Fast-Slow Analysis of the Integrated Oscillator Model for Pancreatic Beta-Cells

Joseph P. McKenna, Richard Bertram

Insulin-secreting pancreatic beta-cells are electrically excitable cells that are unusual because their electrical activity is influenced directly by metabolism via ATP-sensitive potassium channels. At the same time, changes in the intracellular calcium concentration that result from the cell's electrical activity influence metabolism in several ways. Thus, there is bidirectional coupling between the electrical dynamics and the metabolic dynamics in beta-cells.
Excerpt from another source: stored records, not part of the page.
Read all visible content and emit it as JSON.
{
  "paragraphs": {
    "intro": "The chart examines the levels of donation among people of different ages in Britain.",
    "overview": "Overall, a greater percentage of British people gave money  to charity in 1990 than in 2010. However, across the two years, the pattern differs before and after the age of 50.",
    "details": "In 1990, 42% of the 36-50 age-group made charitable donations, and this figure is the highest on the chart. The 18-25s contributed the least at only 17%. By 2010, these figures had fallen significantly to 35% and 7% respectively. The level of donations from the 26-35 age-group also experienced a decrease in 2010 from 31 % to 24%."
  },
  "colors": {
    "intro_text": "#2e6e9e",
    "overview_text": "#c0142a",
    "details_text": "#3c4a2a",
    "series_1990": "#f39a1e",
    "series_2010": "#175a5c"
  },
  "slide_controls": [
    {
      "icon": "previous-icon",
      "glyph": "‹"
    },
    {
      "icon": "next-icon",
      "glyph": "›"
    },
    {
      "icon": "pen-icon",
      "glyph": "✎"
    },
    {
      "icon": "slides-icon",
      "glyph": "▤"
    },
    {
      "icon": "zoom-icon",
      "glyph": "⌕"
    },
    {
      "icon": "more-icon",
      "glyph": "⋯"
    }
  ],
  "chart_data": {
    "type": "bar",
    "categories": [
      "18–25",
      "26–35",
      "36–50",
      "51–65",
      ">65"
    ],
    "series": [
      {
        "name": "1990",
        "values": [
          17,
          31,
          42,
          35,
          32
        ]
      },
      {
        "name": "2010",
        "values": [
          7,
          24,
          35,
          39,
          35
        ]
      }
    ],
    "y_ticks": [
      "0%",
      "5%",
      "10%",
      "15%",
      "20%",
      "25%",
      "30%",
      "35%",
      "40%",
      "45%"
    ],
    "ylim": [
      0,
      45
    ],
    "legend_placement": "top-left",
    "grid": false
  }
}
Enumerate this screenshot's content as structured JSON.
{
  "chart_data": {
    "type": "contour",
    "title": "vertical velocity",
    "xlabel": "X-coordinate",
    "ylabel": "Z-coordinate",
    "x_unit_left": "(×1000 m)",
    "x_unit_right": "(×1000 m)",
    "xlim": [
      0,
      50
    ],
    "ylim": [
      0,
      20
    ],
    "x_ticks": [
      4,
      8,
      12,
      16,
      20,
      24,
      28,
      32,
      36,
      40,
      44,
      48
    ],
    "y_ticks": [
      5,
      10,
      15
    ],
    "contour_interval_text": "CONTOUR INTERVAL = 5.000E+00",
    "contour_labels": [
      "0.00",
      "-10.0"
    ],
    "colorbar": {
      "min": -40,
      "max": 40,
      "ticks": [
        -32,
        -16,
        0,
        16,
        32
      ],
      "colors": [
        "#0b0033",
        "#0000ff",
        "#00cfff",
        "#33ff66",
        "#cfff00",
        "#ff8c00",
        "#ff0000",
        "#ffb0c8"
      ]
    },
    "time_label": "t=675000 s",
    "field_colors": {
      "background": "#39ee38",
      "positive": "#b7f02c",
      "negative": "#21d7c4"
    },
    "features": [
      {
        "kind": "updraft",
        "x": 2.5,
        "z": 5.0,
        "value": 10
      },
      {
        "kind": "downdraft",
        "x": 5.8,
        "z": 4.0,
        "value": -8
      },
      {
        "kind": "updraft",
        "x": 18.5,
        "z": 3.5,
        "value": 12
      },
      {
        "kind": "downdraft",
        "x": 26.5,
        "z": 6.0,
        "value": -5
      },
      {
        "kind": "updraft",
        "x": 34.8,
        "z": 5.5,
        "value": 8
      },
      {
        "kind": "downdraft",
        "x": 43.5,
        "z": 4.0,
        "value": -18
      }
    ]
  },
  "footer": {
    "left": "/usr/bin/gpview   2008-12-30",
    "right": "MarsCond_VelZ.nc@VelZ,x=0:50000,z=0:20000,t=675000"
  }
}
A mathematical model has been previously developed, called the Integrated Oscillator Model (IOM), to highlight the bidirectional coupling involved in the oscillation mechanism. In this study, we show how this coupling can produce oscillations in beta-cell activity. These oscillations have period similar to that of insulin secretion pulses observed in rats, mice, dogs, and humans, which has been shown to facilitate the action of the liver in maintaining glucose homeostasis. In a companion paper we show that the IOM can produce oscillations using two distinct mechanisms, depending on the values of electrical and metabolic parameters. In the present article, we use fast-slow analysis to understand the mechanisms underlying each of these oscillations. In particular, we show why a key variable in the glycolytic pathway generates a pulsatile time course in one type of oscillation, while it generates a sawtooth time course in the other type. The significance of these patterns is that the time course is a reflection of whether an intrinsic glycolytic oscillator is active, or whether the oscillations are a direct consequence of calcium feedback onto glycolysis.